Но перед тем необходимо было ехать к Сорочьему Базару, в представительство Зимы. Поехало в тех самых брюках с пятнами, более-менее очищенных крахмалом и спиртом. Над Иркутском развернулась рожа огромного осьминога, плюющаяся черными чернилами, потоки тьвета заливали городские улицы, мутили туман, утреннее солнце никак не могло пробиться сквозь них. Повсюду расцветали тенисто-светенистые радуги. На Амурской в тумане торчал монументальный ледовик, все его объезжали, образовался затор. Вспомнилась сцена с перекрестка Маршалковской и Иерусалимских Аллей, керосиновый огонь под ледовой медузой. На мираже-стеклах все это нервно, пламенно мерцало. Имеются определенные картины (лют над центром улицы), сама композиция которых придает им правоту и вес; якобы, глаз и рука рисовальщика стремятся всегда к центру окружности, и равносторонний треугольник всегда будет более правильным по сравнению с треугольником неравносторонним. А может, это Черные Зори уже отпечатались в уме…

– Едет за нами, – бормотал Щекельников, – от самого дома следит.

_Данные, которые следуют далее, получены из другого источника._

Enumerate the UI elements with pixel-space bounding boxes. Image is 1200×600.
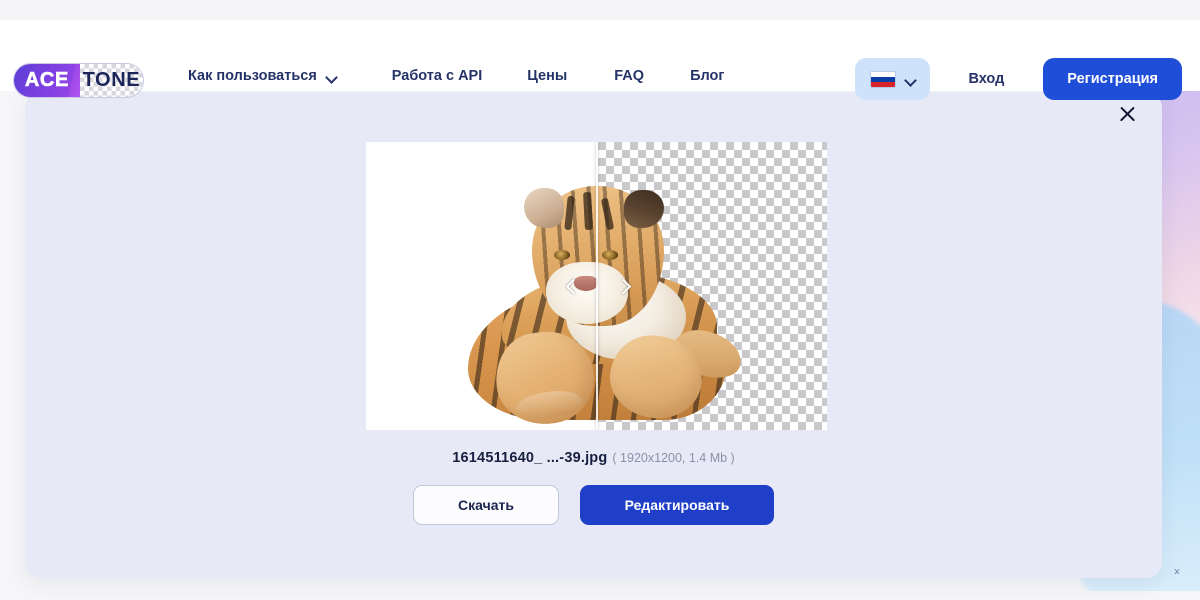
russia-flag-icon — [869, 70, 896, 88]
nav-item-label: Работа с API — [391, 68, 483, 84]
language-selector[interactable] — [855, 58, 931, 100]
site-logo[interactable]: ACE TONE — [13, 63, 144, 98]
nav-item-blog[interactable]: Блог — [690, 68, 724, 84]
download-button[interactable]: Скачать — [413, 485, 559, 525]
file-info: 1614511640_ ...-39.jpg ( 1920x1200, 1.4 M… — [25, 449, 1162, 467]
register-button[interactable]: Регистрация — [1043, 58, 1182, 100]
main-navigation: Как пользоваться Работа с API Цены FAQ Б… — [188, 68, 724, 84]
before-after-compare[interactable] — [366, 142, 827, 430]
page-root: ACE TONE Как пользоваться Работа с API Ц… — [0, 0, 1200, 600]
result-modal-panel: 1614511640_ ...-39.jpg ( 1920x1200, 1.4 M… — [25, 92, 1162, 578]
browser-top-strip — [0, 0, 1200, 20]
chevron-down-icon — [326, 73, 337, 80]
nav-item-faq[interactable]: FAQ — [614, 68, 644, 84]
nav-item-api[interactable]: Работа с API — [392, 68, 482, 84]
logo-text-tone: TONE — [82, 69, 141, 91]
nav-item-label: FAQ — [614, 68, 645, 84]
nav-item-label: Блог — [690, 68, 725, 84]
logo-text-ace: ACE — [24, 69, 69, 92]
login-link[interactable]: Вход — [968, 71, 1004, 87]
chevron-left-icon — [566, 280, 578, 292]
file-name-label: 1614511640_ ...-39.jpg — [452, 450, 608, 466]
nav-item-label: Как пользоваться — [188, 68, 317, 84]
nav-item-label: Цены — [527, 68, 568, 84]
compare-viewport — [366, 142, 827, 430]
nav-item-how-to-use[interactable]: Как пользоваться — [188, 68, 337, 84]
site-header: ACE TONE Как пользоваться Работа с API Ц… — [0, 20, 1200, 100]
chevron-right-icon — [616, 280, 628, 292]
chevron-down-icon — [905, 76, 916, 83]
modal-actions: Скачать Редактировать — [25, 485, 1162, 525]
logo-right-half-checkerboard: TONE — [79, 64, 143, 97]
edit-button[interactable]: Редактировать — [580, 485, 774, 525]
logo-left-half: ACE — [14, 64, 80, 97]
nav-item-pricing[interactable]: Цены — [527, 68, 567, 84]
compare-slider-handle[interactable] — [566, 271, 628, 301]
file-dimensions-label: ( 1920x1200, 1.4 Mb ) — [612, 451, 735, 465]
header-right-cluster: Вход Регистрация — [855, 58, 1182, 100]
collapse-arrows-icon[interactable]: ›‹ — [1174, 564, 1180, 578]
close-icon[interactable] — [1110, 97, 1144, 131]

Я-оноуже и не отзывалось. С Моста Мелехова спустилась колонна пехоты. Империя, вроде бы, перебрасывает войска с японского фронта на Камчатку, на строительство Аляскинского Тоннеля; но часть подразделений явно была направлена на запад – возможно, эти застряли в Иркутске не случайно, но принимая во внимание рост активности Японского Легиона? Впрочем в вестибюле Таможенной Палаты военный плакат уже сняли. Сидя в секретариате комиссара Шембуха (толстый Михаил снова куда-то пропал), вновь не могло не отметить царского портрета на противоположной стене – может, его кто-то специально вешает криво? Встать, подойти, выпрямить? Сидело с шубой на коленях, прячущей жирные пятна. Вошел седой усач в мундире чиновника высокого ранга, встал посреди комнаты, громко пернул, низко поклонился портрету Николая II Александровича и уселся на лавке под ним. Незаметно глянуло (что было непросто, принимая во внимание то, что одно лицо было направлено прямо на другое, как портрет царя, глядящий прямиком на портрет министра). Чиновник сидел выпрямившись, словно палку проглотил, опираясь затылком о стену, подав вверх плохо выбритый подбородок и пялясь перед собой выпученными глазами. Этой игры взглядов никак не удавалось понять. Это что, гневный, обвиняющий взгляд? Или же седой глядит так «сверху», с презрением? С возмущением? С претензией? Но чего эта претензия касается? Поправило шубу на коленях, разложив ее пошире. Он видит пятна? Не видит? Видит? Отвело взгляд. Чиновник сидел, не двигаясь, потьвет стекал у него из-за спины на белую штукатурку, словно пена из бродильного чана. Дышит ли он вообще? Но вот что не мигает, это точно. Сглотнуло слюну, чувствуя, что, несмотря на все усилия и данные в глубине души присяги, на щеки начинает выползать жаркий румянец, алый цветок стыда.